Wichtig zu Wissen: Fahrt nach Süden!

Nr. 26 –

Ruedi Widmer über neue Orte für die industrielle Massenproduktion

Mein Festanschluss dient nur noch dazu, das Smartphone anzurufen, um dieses in der eigenen Wohnung zu finden.

In Bayern findet der G7-Gipfel statt. Politikerinnen und Politiker versuchen, von der Alten Welt zu retten, was noch zu retten ist. Der ukrainische Präsident Selenski erscheint wie immer an solchen Anlässen total zugeschaltet.

Der G7-Gipfel zeigt, wie sehr sich die Welt seit dem Angriff Russlands auf die Ukraine verändert hat. Ein neues Zeitalter der Abschottung und das Ende der Globalisierung stehen bevor.

Zeit, zu rekapitulieren: Die europäischen Kolonialisten hatten in China, Indien, Amerika und Afrika einst wertlosen Plunder gegen Wertvolles eingetauscht. Nun haben die Nachfahr:innen der Kolonialisten das Wertvolle nach China gegeben, um von dort wertlosen Plastikplunder zu erhalten.

Doch Umbrüche sind auch eine Chance. Denn der klassische Kolonialismus entstand erst mit den Problemen, die sich im 14. und 15. Jahrhundert im Handel mit China und Indien ergaben, weil das Erstarken der Osmanen und die Unruhen nach dem Zusammenbruch des Mongolischen Reichs die Handelswege für die italienischen Handelskarawanen unterbrachen. Der Orient war verriegelt. Also begannen sich die Europäer:innen nach Süden (Afrika) und Westen zu orientieren, um diese Blockade umgehen zu können (Vasco da Gama umsegelte 1488 erstmals das Kap der Guten Hoffnung).
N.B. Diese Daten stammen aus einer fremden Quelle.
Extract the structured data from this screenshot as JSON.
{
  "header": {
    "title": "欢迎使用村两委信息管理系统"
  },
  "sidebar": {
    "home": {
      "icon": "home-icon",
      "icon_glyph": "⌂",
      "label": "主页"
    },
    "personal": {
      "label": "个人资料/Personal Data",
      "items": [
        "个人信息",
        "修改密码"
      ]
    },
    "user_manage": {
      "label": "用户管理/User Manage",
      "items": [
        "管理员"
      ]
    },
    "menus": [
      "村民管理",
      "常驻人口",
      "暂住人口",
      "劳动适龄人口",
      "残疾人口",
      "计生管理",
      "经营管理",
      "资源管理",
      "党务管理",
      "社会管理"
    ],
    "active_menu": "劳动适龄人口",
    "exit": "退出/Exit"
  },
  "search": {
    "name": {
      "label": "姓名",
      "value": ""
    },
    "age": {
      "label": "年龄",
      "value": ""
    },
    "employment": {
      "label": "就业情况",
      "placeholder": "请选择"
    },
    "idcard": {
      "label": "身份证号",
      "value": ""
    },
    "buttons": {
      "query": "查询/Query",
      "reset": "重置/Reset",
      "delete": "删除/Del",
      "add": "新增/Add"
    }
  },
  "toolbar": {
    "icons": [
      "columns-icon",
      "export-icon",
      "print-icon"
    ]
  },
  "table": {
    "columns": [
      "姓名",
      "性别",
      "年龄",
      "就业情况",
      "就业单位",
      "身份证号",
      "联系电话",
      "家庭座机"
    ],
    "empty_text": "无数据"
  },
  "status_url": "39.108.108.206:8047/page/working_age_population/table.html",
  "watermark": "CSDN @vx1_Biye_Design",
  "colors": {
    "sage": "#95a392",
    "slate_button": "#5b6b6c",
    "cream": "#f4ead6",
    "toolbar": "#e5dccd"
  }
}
Den westlichen Weg nach Indien bescherte uns Kolumbus 1492 mit der Entdeckung Amerikas und der dortigen republikanischen Abtreibungsgegner.

Gerade die neue Weltordnung und Neuausrichtung Europas weg von Russland und China und ab 2024 nach der Wahl Trumps auch von den USA führte zu neuen europäischen Handelswegen und zur Entdeckung weiterer Kontinente. So betraten europäische Seefahrer 2031 erstmals die Küste Amoriens, und 2035 wurde die riesige Stadt Kamparanaza entdeckt und im Rahmen einer Nato-Friedensmission gewaltfrei erobert. Es war nicht einfach, die gutmütigen, aber völlig andersartigen Menschen dort mit dem Bau von Halbleitern, Mobiltelefonen und Chipprozessoren zu beschäftigen, und es bedurfte erneut der Herausgabe allerlei technischen Wissens.

Die Amorianer:innen kannten zwar bereits den Festnetzanschluss und hatten auch den Summton entdeckt (den im Übrigen schon die Summerer kannten), aber das technische Verständnis war völlig anders gelagert. Es brauchte von den Europäer:innen zuerst viel als Fingerspitzengefühl getarnte Naivität (Merkel, Schröder), um mit den Herrschern dort in eine Geschäftsbeziehung zu treten. Doch dann wurde Amoria zur neuen Werkstatt der Welt, und bereits 2050 war es so reich geworden, dass es selbst zu einer Weltmacht wurde, zu einem World Player. Erster von Europa hochgezüchteter Diktator 2042 (Famis Klaskar), erste amorianische Atomwaffe 2047.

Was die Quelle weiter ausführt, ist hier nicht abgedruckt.